375. Why do I write this story for you all netpeople?
376. Has anyone there seen it?
377. processes...'net practices'?
378. - _contours_ of language or a deconstruction?
379. *  "privileged" - Why do So Many Believe having "access"*  to the
net is a form of DePrivation?
380. Maybe Millions-Billions of People Could Not care less; perhaps they
fear the impingment of Yet another addiction Machine Into theIR Psychic
machinery; Why assume the 'majority' whatever that is, even want to
spend their 'time' such as it is, 'on' the net?
381. Who runs the Reality Machine????
382. ScarcitY????
383. even for those who could afford the very cheap rates --still out of
the reach of 2 billion poor// Again the Old Assumption that the Poor
Want the same thing??
384. Why, the captain said is this being put forward?

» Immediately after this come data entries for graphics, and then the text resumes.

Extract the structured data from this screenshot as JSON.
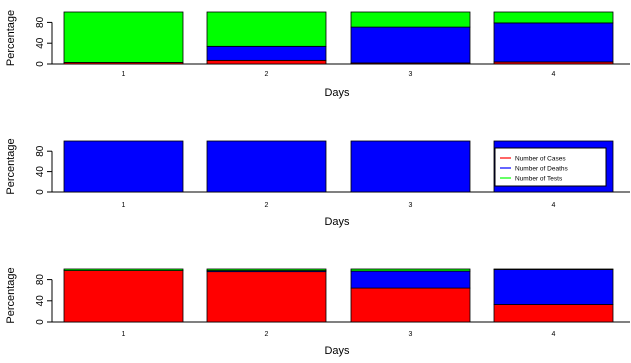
{
  "colors": {
    "cases": "#ff0000",
    "deaths": "#0000ff",
    "tests": "#00ff00"
  },
  "legend": {
    "items": [
      {
        "label": "Number of Cases",
        "color_key": "cases"
      },
      {
        "label": "Number of Deaths",
        "color_key": "deaths"
      },
      {
        "label": "Number of Tests",
        "color_key": "tests"
      }
    ]
  },
  "chart_data": [
    {
      "type": "bar",
      "stacked": true,
      "categories": [
        "1",
        "2",
        "3",
        "4"
      ],
      "xlabel": "Days",
      "ylabel": "Percentage",
      "ylim": [
        0,
        100
      ],
      "yticks": [
        "0",
        "40",
        "80"
      ],
      "series": [
        {
          "name": "Number of Cases",
          "color_key": "cases",
          "values": [
            3,
            7,
            2,
            4
          ]
        },
        {
          "name": "Number of Deaths",
          "color_key": "deaths",
          "values": [
            0,
            27,
            69,
            75
          ]
        },
        {
          "name": "Number of Tests",
          "color_key": "tests",
          "values": [
            97,
            66,
            29,
            21
          ]
        }
      ]
    },
    {
      "type": "bar",
      "stacked": true,
      "categories": [
        "1",
        "2",
        "3",
        "4"
      ],
      "xlabel": "Days",
      "ylabel": "Percentage",
      "ylim": [
        0,
        100
      ],
      "yticks": [
        "0",
        "40",
        "80"
      ],
      "legend_position": "inside-right",
      "series": [
        {
          "name": "Number of Cases",
          "color_key": "cases",
          "values": [
            0,
            0,
            0,
            0
          ]
        },
        {
          "name": "Number of Deaths",
          "color_key": "deaths",
          "values": [
            100,
            100,
            100,
            100
          ]
        },
        {
          "name": "Number of Tests",
          "color_key": "tests",
          "values": [
            0,
            0,
            0,
            0
          ]
        }
      ]
    },
    {
      "type": "bar",
      "stacked": true,
      "categories": [
        "1",
        "2",
        "3",
        "4"
      ],
      "xlabel": "Days",
      "ylabel": "Percentage",
      "ylim": [
        0,
        100
      ],
      "yticks": [
        "0",
        "40",
        "80"
      ],
      "series": [
        {
          "name": "Number of Cases",
          "color_key": "cases",
          "values": [
            97,
            95,
            64,
            33
          ]
        },
        {
          "name": "Number of Deaths",
          "color_key": "deaths",
          "values": [
            0,
            2,
            32,
            66
          ]
        },
        {
          "name": "Number of Tests",
          "color_key": "tests",
          "values": [
            3,
            3,
            4,
            1
          ]
        }
      ]
    }
  ]
}
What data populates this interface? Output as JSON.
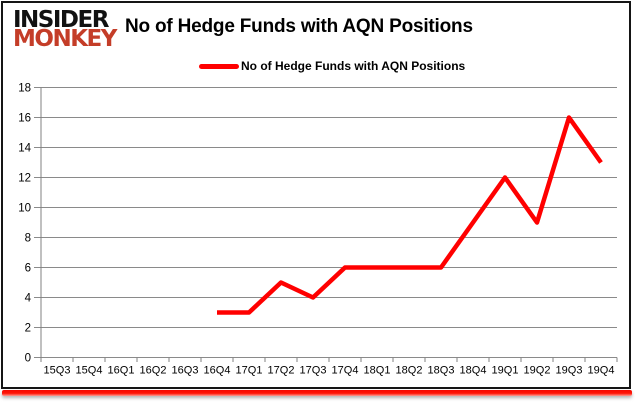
{
  "brand": {
    "line1": "INSIDER",
    "line2": "MONKEY"
  },
  "header": {
    "title": "No of Hedge Funds with AQN Positions"
  },
  "legend": {
    "label": "No of Hedge Funds with AQN Positions"
  },
  "colors": {
    "series_line": "#ff0000",
    "brand_red": "#c43d28",
    "grid": "#8a8a8a",
    "axis": "#808080",
    "tick_label": "#000000",
    "bottom_bar": "#ff1507"
  },
  "chart_data": {
    "type": "line",
    "title": "No of Hedge Funds with AQN Positions",
    "categories": [
      "15Q3",
      "15Q4",
      "16Q1",
      "16Q2",
      "16Q3",
      "16Q4",
      "17Q1",
      "17Q2",
      "17Q3",
      "17Q4",
      "18Q1",
      "18Q2",
      "18Q3",
      "18Q4",
      "19Q1",
      "19Q2",
      "19Q3",
      "19Q4"
    ],
    "series": [
      {
        "name": "No of Hedge Funds with AQN Positions",
        "values": [
          null,
          null,
          null,
          null,
          null,
          3,
          3,
          5,
          4,
          6,
          6,
          6,
          6,
          9,
          12,
          9,
          16,
          13
        ]
      }
    ],
    "xlabel": "",
    "ylabel": "",
    "ylim": [
      0,
      18
    ],
    "ytick_step": 2,
    "grid": true,
    "legend_position": "top-center"
  }
}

385. Are we not already poor enough?
386. WHose Principles?
387. Why do "they need to know?"
388. Why would the P0oor want to get on Line when they Can't Eat??
389. But I ask along with William Reich and with Deleuze and Guattari:
Why Did the Masses Support Fascism?
390. Why do the Masses always Lie down and Take the Shit which is Meted
out to them?
391. How Can I be useful to others. (?)
392. WHat strange animals lurked inside the danger dynamic of the beast?
393. Why is it that it seems so difficult for you--at least in the
context of what you've written--to think of Brazil in relation to any
other country/culture that is not the US?
394. why is it that the open process of non-identification that you call
cannibalism, tropicalism, etc is reinscribed--in both your
discourses--as a national(istic) trend?